Experimental results

To better understand the generalization ability of RT-1, we studied its performance against three baselines: Gato, BC-Z and BC-Z XL (i.e. BC-Z with the same number of parameters as RT-1).

and divide it into four categories:

Google RT-1 model asks a robot to do several jobs, with a success rate of 97% for 700 instructions

The picture shows the test environment Performance of RT-1 and control group

  • Seen tasks performance (Seen tasks performance): task performance observed during training;
  • Unseen tasks performance (Unseen tasks performance): observed during training Performance on invisible tasks where skills and objects are separated in the training set;
  • Robustness: during the intervention of distractors Performance and performance of background changes (new kitchen, lighting, background scenes)
  • Long-horizon scenarios: Execution of SayCan-like natural language instructions in a real kitchen

RT-1’s high performance and generalization capabilities enable long-distance, mobile operation tasks through SayCan.

SayCan works by placing a language model within the robot's affordances and using a small number of prompts to break down the long-term task of expressing natural language into a series of low-level skills.

We evaluate SayCan in two real kitchens using RT-1 and two other baselines (SayCan with Gato and SayCan with BC-Z).

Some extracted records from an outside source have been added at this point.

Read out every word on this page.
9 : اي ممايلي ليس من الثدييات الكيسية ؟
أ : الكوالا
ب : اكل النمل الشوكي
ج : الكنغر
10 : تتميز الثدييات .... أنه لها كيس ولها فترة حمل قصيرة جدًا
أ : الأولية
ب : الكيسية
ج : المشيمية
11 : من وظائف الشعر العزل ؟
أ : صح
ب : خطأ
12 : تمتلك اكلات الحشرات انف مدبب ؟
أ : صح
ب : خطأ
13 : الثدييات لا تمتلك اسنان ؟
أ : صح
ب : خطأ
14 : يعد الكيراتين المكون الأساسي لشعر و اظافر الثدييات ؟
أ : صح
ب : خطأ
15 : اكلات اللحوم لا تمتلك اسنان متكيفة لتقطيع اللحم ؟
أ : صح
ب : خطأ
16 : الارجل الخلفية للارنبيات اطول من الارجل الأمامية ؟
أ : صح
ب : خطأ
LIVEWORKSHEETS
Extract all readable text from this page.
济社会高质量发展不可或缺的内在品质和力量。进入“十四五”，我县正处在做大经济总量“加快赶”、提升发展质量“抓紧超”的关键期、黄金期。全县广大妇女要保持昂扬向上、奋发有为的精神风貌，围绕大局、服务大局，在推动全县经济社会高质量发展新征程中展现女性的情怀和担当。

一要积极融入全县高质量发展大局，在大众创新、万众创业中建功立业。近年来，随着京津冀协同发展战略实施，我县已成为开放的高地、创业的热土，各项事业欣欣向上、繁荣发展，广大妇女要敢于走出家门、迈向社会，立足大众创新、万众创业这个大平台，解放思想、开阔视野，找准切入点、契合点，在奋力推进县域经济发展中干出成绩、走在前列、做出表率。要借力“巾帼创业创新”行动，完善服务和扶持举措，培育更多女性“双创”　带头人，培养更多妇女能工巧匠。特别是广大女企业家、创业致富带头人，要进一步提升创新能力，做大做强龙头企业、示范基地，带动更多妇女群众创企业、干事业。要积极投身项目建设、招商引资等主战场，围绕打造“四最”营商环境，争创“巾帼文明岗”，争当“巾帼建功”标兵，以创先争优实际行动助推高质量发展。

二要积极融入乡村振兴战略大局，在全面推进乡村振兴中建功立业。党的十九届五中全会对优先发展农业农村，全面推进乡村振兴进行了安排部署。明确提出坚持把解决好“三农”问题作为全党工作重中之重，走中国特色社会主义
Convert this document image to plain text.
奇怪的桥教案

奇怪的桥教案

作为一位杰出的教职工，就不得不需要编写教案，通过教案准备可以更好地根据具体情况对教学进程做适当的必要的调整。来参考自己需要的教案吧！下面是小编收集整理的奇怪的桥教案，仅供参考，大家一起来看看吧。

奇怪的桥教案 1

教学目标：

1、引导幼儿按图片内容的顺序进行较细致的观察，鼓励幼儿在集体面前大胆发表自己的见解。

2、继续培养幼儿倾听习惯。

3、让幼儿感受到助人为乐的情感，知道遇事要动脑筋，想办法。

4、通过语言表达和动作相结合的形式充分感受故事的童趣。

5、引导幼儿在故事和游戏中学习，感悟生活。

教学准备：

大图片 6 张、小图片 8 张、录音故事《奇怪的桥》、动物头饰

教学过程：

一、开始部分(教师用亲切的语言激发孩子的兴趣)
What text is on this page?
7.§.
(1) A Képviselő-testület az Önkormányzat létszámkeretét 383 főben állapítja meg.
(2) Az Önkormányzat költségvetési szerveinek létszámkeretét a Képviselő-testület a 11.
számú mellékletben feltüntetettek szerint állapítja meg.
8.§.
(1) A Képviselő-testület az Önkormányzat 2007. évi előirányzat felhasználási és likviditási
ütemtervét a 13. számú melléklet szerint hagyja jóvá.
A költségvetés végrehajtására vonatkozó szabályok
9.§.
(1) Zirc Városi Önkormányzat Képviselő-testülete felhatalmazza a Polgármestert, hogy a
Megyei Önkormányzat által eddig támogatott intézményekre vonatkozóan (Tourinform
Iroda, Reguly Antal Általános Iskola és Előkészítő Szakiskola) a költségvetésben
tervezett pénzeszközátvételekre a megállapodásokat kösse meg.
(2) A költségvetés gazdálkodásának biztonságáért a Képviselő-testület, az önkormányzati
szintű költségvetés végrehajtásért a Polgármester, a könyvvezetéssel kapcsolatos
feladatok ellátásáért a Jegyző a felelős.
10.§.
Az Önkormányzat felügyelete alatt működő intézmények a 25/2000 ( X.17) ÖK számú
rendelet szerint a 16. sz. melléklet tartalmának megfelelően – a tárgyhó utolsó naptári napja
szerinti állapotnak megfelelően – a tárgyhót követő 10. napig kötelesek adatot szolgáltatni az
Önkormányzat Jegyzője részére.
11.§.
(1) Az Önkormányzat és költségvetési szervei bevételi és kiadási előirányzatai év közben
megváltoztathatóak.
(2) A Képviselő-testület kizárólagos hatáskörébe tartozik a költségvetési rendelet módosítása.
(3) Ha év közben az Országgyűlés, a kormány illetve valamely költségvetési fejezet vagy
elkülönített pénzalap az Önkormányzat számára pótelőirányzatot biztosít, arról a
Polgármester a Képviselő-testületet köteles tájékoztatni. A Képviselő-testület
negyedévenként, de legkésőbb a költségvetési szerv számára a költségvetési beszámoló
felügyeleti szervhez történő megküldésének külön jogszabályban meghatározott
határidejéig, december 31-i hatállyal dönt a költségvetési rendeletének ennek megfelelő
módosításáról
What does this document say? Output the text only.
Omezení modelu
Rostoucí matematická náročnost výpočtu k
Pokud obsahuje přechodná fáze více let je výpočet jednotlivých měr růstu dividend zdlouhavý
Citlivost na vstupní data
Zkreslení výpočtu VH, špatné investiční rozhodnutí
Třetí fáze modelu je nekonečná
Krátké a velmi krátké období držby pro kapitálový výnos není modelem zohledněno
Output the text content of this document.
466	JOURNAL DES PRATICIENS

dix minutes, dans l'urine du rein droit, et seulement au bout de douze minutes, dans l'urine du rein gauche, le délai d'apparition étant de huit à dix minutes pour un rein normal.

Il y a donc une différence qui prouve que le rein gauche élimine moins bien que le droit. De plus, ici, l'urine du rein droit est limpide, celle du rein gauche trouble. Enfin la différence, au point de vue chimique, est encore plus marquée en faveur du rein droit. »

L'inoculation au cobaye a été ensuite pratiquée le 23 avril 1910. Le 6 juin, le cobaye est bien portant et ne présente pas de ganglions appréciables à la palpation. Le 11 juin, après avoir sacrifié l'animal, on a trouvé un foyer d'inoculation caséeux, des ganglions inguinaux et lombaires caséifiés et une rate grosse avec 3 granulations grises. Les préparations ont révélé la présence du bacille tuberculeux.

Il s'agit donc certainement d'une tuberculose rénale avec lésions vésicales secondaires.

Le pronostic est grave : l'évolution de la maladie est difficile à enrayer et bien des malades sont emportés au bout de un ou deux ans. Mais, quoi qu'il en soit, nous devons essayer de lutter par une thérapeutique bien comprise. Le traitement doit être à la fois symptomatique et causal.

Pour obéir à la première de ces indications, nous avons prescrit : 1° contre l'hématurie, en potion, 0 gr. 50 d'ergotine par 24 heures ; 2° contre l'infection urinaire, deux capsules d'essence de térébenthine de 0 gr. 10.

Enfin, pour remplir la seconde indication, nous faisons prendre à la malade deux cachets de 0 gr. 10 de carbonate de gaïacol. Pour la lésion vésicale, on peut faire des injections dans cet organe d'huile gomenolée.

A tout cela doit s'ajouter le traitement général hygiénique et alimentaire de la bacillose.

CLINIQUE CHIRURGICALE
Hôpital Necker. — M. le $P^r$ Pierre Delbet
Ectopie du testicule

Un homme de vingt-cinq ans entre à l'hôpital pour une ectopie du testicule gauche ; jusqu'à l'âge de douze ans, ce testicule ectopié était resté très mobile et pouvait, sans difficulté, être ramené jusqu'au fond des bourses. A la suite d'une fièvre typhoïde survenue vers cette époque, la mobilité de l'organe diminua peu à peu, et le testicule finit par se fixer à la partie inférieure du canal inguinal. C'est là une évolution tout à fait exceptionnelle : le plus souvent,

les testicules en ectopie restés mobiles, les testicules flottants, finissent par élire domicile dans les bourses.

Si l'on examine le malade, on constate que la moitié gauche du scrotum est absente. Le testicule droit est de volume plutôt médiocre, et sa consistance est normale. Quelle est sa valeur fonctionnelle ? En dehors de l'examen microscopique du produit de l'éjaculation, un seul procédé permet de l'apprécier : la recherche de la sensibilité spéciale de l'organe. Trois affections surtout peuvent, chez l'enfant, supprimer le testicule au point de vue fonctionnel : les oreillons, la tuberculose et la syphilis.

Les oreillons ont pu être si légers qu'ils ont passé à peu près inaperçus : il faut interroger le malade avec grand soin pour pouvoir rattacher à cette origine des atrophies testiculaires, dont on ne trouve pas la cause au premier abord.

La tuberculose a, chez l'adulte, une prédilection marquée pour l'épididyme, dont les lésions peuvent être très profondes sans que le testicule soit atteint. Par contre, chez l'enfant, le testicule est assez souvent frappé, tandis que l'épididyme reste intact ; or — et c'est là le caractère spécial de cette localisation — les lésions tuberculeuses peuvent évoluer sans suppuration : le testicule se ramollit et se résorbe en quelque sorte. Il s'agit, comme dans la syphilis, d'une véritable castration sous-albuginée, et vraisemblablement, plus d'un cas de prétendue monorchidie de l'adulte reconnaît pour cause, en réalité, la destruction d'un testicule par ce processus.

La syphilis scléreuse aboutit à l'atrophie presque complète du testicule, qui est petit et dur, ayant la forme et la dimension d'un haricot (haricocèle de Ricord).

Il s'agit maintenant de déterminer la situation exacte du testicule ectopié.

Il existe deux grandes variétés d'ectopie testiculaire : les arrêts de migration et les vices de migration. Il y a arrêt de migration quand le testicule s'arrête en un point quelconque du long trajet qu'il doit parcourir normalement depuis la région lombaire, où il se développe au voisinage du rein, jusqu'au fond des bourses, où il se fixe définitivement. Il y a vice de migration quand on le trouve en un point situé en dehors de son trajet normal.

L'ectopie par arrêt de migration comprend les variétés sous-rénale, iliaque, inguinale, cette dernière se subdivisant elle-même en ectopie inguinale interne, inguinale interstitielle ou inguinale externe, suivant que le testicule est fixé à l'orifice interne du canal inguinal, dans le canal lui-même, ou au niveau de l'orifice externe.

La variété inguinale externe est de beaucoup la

Below, "Kitchen2" poses a more challenging generalization scenario than "Kitchen1". The simulated kitchen used to collect most of the training data was modeled after Kitchen1.

Google RT-1 model asks a robot to do several jobs, with a success rate of 97% for 700 instructions

It can be seen that the execution success rate of SayCan with RT-1 in Kitchen1 is 67%, which is better than other baselines.

The performance of SayCan with Gato and SayCan with BCZ decreased due to the generalization difficulties caused by the new invisible kitchen, but the success rate of RT-1 did not decrease accordingly.